Leaders from the region such as Egyptian President Abdel Fattah el-Sisi praised Trump at the summit, but warned that only the creation of a Palestinian state could offer a durable end to the conflict.

“Egypt reasserts along with its brotherly Arab and Muslim nations that peace remains our strategic choice, and that the experiences have shown over the past decades that this choice can only be established upon justice and equality in rights,” he said.

But progress towards that goal remains distant.

Israel has insisted that it will not allow the creation of a Palestinian state, and the US, which continued to assist Israel with massive arms transfers and diplomatic support during the conflict despite growing anger at the destruction of Gaza, has offered only vague comments about its vision of the Strip’s future.

The possible involvement of strongly pro-Israel figures, including former British Prime Minister Tony Blair and Trump’s son-in-law Jared Kushner, in the post-war governance of Gaza has also raised concerns.

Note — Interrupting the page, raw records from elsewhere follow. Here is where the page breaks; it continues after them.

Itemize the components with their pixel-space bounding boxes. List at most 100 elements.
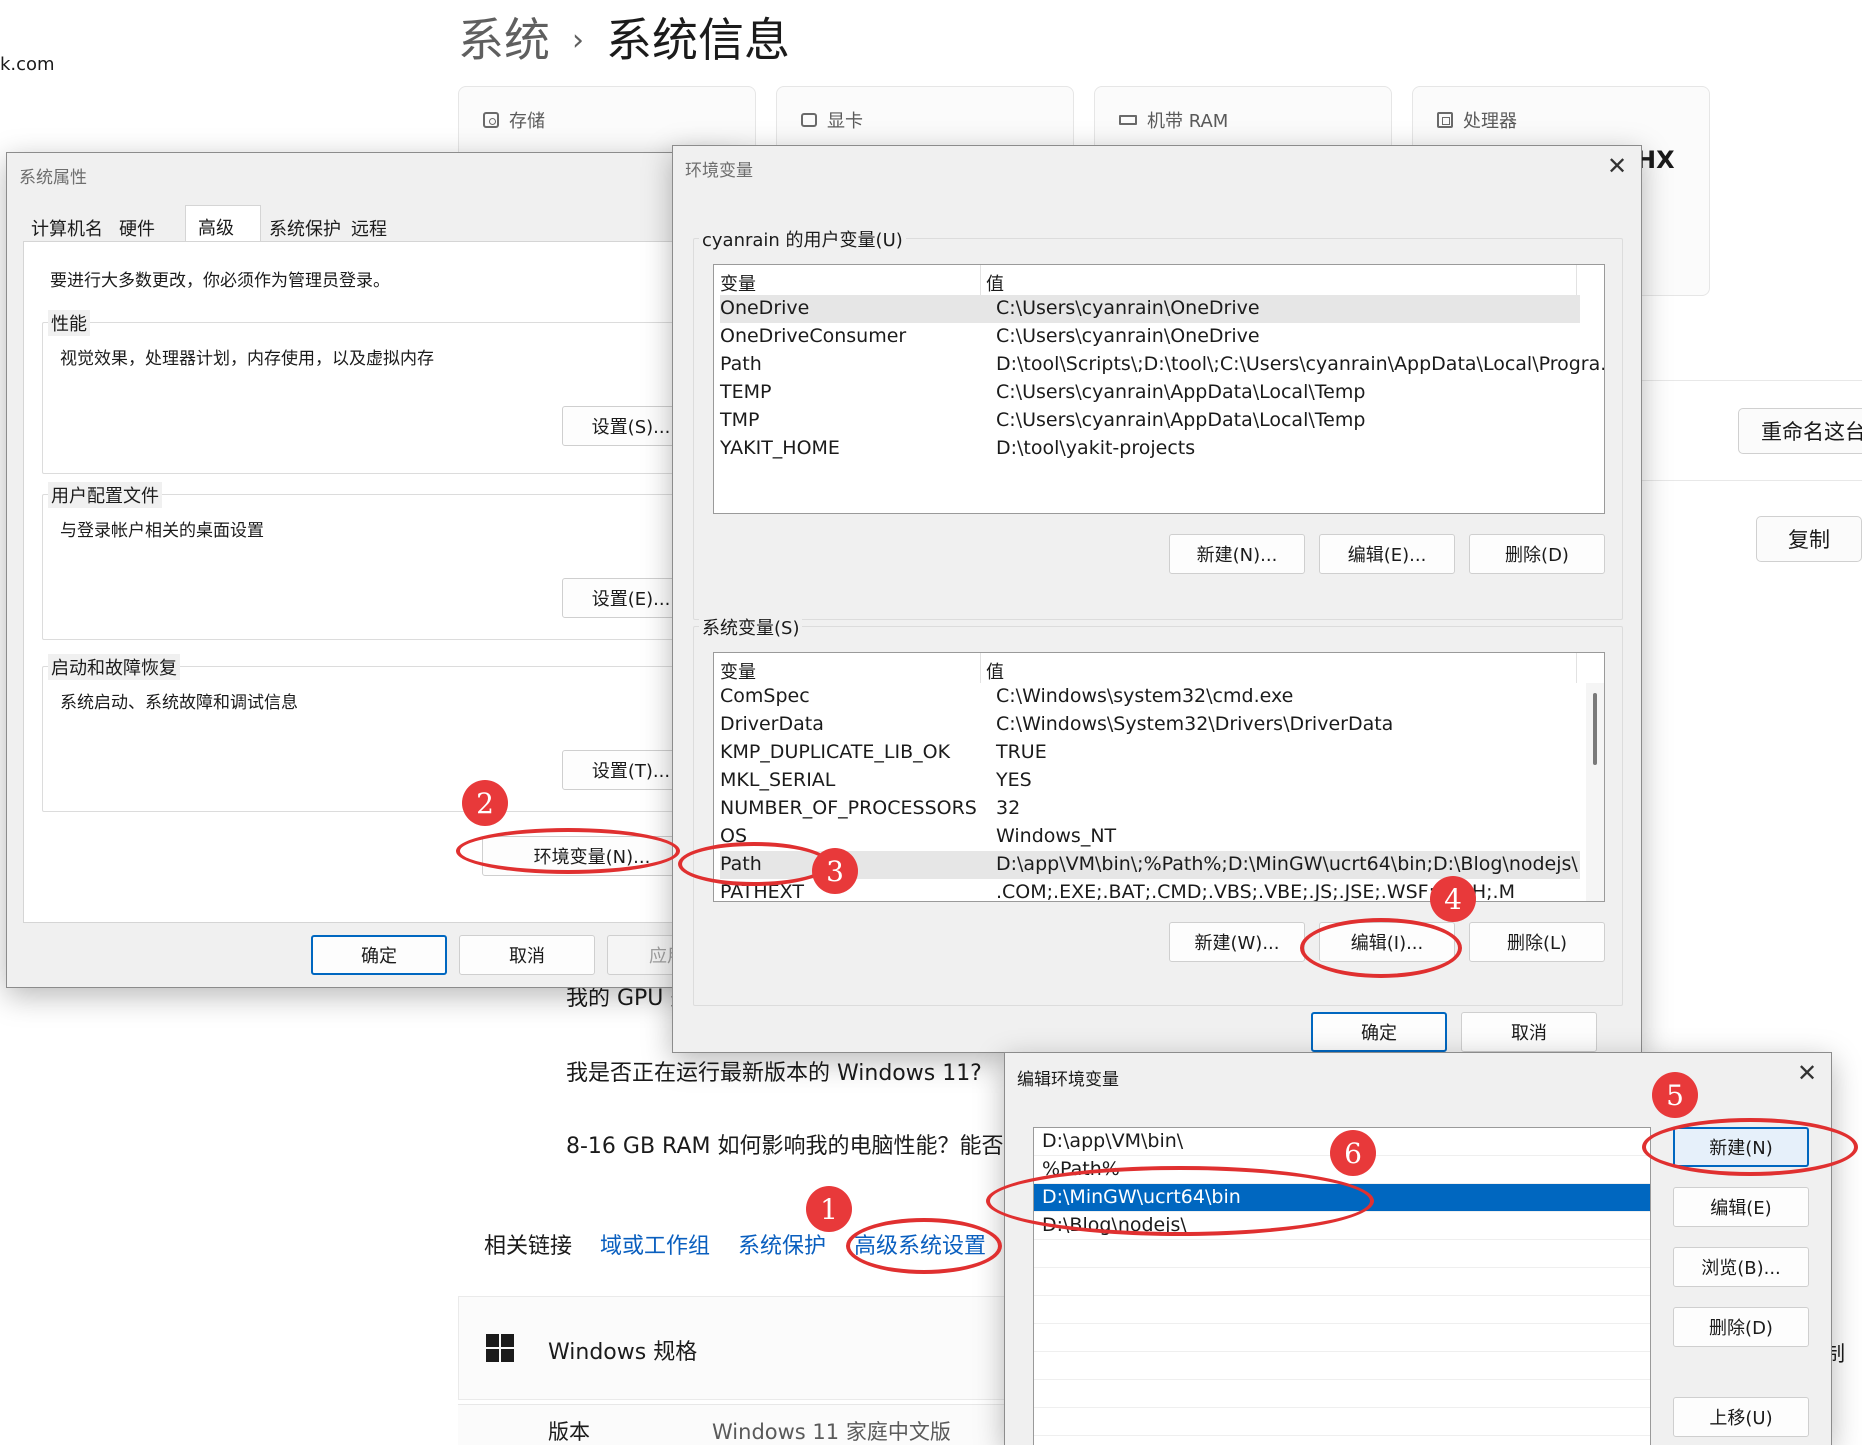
windows-spec-label: Windows 规格 [548,1340,698,1365]
environment-variables-dialog: 环境变量 ✕ cyanrain 的用户变量(U) 变量 值 OneDrive C:… [672,145,1642,1053]
advanced-panel: 要进行大多数更改，你必须作为管理员登录。 性能 视觉效果，处理器计划，内存使用，… [23,241,723,923]
close-icon[interactable]: ✕ [1607,152,1627,180]
annotation-ellipse-env-button [456,828,680,874]
edit-entry-button[interactable]: 编辑(E) [1673,1187,1809,1227]
windows-spec-section [458,1296,1018,1400]
version-key: 版本 [548,1420,590,1444]
group-title: 用户配置文件 [48,482,162,508]
storage-icon [483,112,499,128]
close-icon[interactable]: ✕ [1797,1059,1817,1087]
column-header-variable[interactable]: 变量 [720,658,756,684]
user-delete-button[interactable]: 删除(D) [1469,534,1605,574]
system-delete-button[interactable]: 删除(L) [1469,922,1605,962]
list-item-empty[interactable] [1034,1380,1650,1408]
spec-card-label: 处理器 [1463,111,1517,132]
list-item-empty[interactable] [1034,1268,1650,1296]
list-item-empty[interactable] [1034,1324,1650,1352]
browse-button[interactable]: 浏览(B)... [1673,1247,1809,1287]
group-title: 系统变量(S) [699,614,803,640]
gpu-icon [801,113,817,127]
copy-button[interactable]: 复制 [1756,516,1862,562]
annotation-ellipse-mingw-entry [986,1166,1374,1236]
list-item-empty[interactable] [1034,1296,1650,1324]
annotation-number-6: 6 [1330,1130,1376,1176]
table-row[interactable]: TMP C:\Users\cyanrain\AppData\Local\Temp [720,407,1580,435]
ram-icon [1119,115,1137,125]
user-new-button[interactable]: 新建(N)... [1169,534,1305,574]
list-header: 变量 值 [714,265,1604,295]
group-desc: 系统启动、系统故障和调试信息 [60,693,298,713]
annotation-ellipse-path-row [678,842,830,886]
link-domain-workgroup[interactable]: 域或工作组 [600,1228,710,1260]
breadcrumb-current: 系统信息 [606,13,790,67]
windows-logo-icon [486,1334,514,1362]
tab-remote[interactable]: 远程 [349,209,395,241]
spec-card-label: 显卡 [827,111,863,132]
table-row[interactable]: TEMP C:\Users\cyanrain\AppData\Local\Temp [720,379,1580,407]
dialog-title: 环境变量 [685,161,753,181]
annotation-number-3: 3 [812,848,858,894]
move-up-button[interactable]: 上移(U) [1673,1397,1809,1437]
list-header: 变量 值 [714,653,1604,683]
cancel-button[interactable]: 取消 [459,935,595,975]
table-row[interactable]: DriverData C:\Windows\System32\Drivers\Dr… [720,711,1580,739]
table-row[interactable]: OneDrive C:\Users\cyanrain\OneDrive [720,295,1580,323]
related-links-label: 相关链接 [484,1234,573,1259]
annotation-ellipse-edit-button [1300,918,1462,978]
tab-system-protection[interactable]: 系统保护 [261,209,349,241]
list-item-empty[interactable] [1034,1352,1650,1380]
tab-hardware[interactable]: 硬件 [111,209,163,241]
table-row[interactable]: OneDriveConsumer C:\Users\cyanrain\OneDri… [720,323,1580,351]
group-desc: 视觉效果，处理器计划，内存使用，以及虚拟内存 [60,349,434,369]
dialog-title: 系统属性 [19,168,87,188]
annotation-ellipse-advanced-settings [846,1218,1002,1274]
link-system-protection[interactable]: 系统保护 [738,1228,826,1260]
page-title: 系统 › 系统信息 [458,4,790,70]
annotation-ellipse-new-button [1642,1118,1858,1176]
group-desc: 与登录帐户相关的桌面设置 [60,521,264,541]
group-title: 性能 [48,310,90,336]
processor-icon [1437,112,1453,128]
scrollbar[interactable] [1586,683,1604,901]
breadcrumb-separator-icon: › [572,23,584,58]
group-title: 启动和故障恢复 [48,654,180,680]
column-header-variable[interactable]: 变量 [720,270,756,296]
breadcrumb-parent[interactable]: 系统 [458,13,550,67]
version-value: Windows 11 家庭中文版 [712,1420,951,1444]
admin-note: 要进行大多数更改，你必须作为管理员登录。 [50,271,390,291]
column-header-value[interactable]: 值 [986,658,1004,684]
annotation-number-1: 1 [806,1186,852,1232]
ok-button[interactable]: 确定 [1311,1012,1447,1052]
list-item-empty[interactable] [1034,1408,1650,1436]
rename-pc-button[interactable]: 重命名这台 [1738,408,1862,454]
cancel-button[interactable]: 取消 [1461,1012,1597,1052]
table-row[interactable]: MKL_SERIAL YES [720,767,1580,795]
annotation-number-4: 4 [1430,876,1476,922]
annotation-number-5: 5 [1652,1072,1698,1118]
scroll-thumb[interactable] [1593,693,1597,765]
tab-computer-name[interactable]: 计算机名 [23,209,111,241]
tab-advanced[interactable]: 高级 [185,205,261,241]
user-variables-list[interactable]: 变量 值 OneDrive C:\Users\cyanrain\OneDrive … [713,264,1605,514]
dialog-title: 编辑环境变量 [1017,1070,1119,1090]
table-row[interactable]: ComSpec C:\Windows\system32\cmd.exe [720,683,1580,711]
system-new-button[interactable]: 新建(W)... [1169,922,1305,962]
column-header-value[interactable]: 值 [986,270,1004,296]
spec-card-label: 存储 [509,111,545,132]
ok-button[interactable]: 确定 [311,935,447,975]
table-row[interactable]: YAKIT_HOME D:\tool\yakit-projects [720,435,1580,463]
list-item-empty[interactable] [1034,1240,1650,1268]
tab-bar: 计算机名 硬件 高级 系统保护 远程 [23,205,395,241]
faq-item[interactable]: 我是否正在运行最新版本的 Windows 11? [566,1055,982,1087]
spec-card-label: 机带 RAM [1147,111,1229,132]
group-title: cyanrain 的用户变量(U) [699,226,906,252]
delete-entry-button[interactable]: 删除(D) [1673,1307,1809,1347]
user-edit-button[interactable]: 编辑(E)... [1319,534,1455,574]
edit-environment-variable-dialog: 编辑环境变量 ✕ D:\app\VM\bin\ %Path% D:\MinGW\… [1004,1052,1832,1445]
table-row[interactable]: NUMBER_OF_PROCESSORS 32 [720,795,1580,823]
table-row[interactable]: KMP_DUPLICATE_LIB_OK TRUE [720,739,1580,767]
faq-item[interactable]: 8-16 GB RAM 如何影响我的电脑性能？能否使 [566,1128,1025,1160]
table-row[interactable]: OS Windows_NT [720,823,1580,851]
table-row[interactable]: Path D:\tool\Scripts\;D:\tool\;C:\Users\c… [720,351,1604,379]
annotation-number-2: 2 [462,780,508,826]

“We’re seeing these global leaders gathering together, ensuring that they’re all aligned, that they want to end this conflict,” Zeidon Alkinani, a lecturer at Georgetown University in Qatar, told Al Jazeera.

“But how sustainable is the long-term future after this peace treaty? Are we ending all the issues that ended up accumulating to leading to the events of October 7 and everything that happened [after]? I think that’s the question we need to look at.”

Trump’s Gaza plan calls for a group of Palestinian policy experts to rule Gaza, but the local authorities would be supervised by a so-called “Board of Peace” headed by Trump and Blair.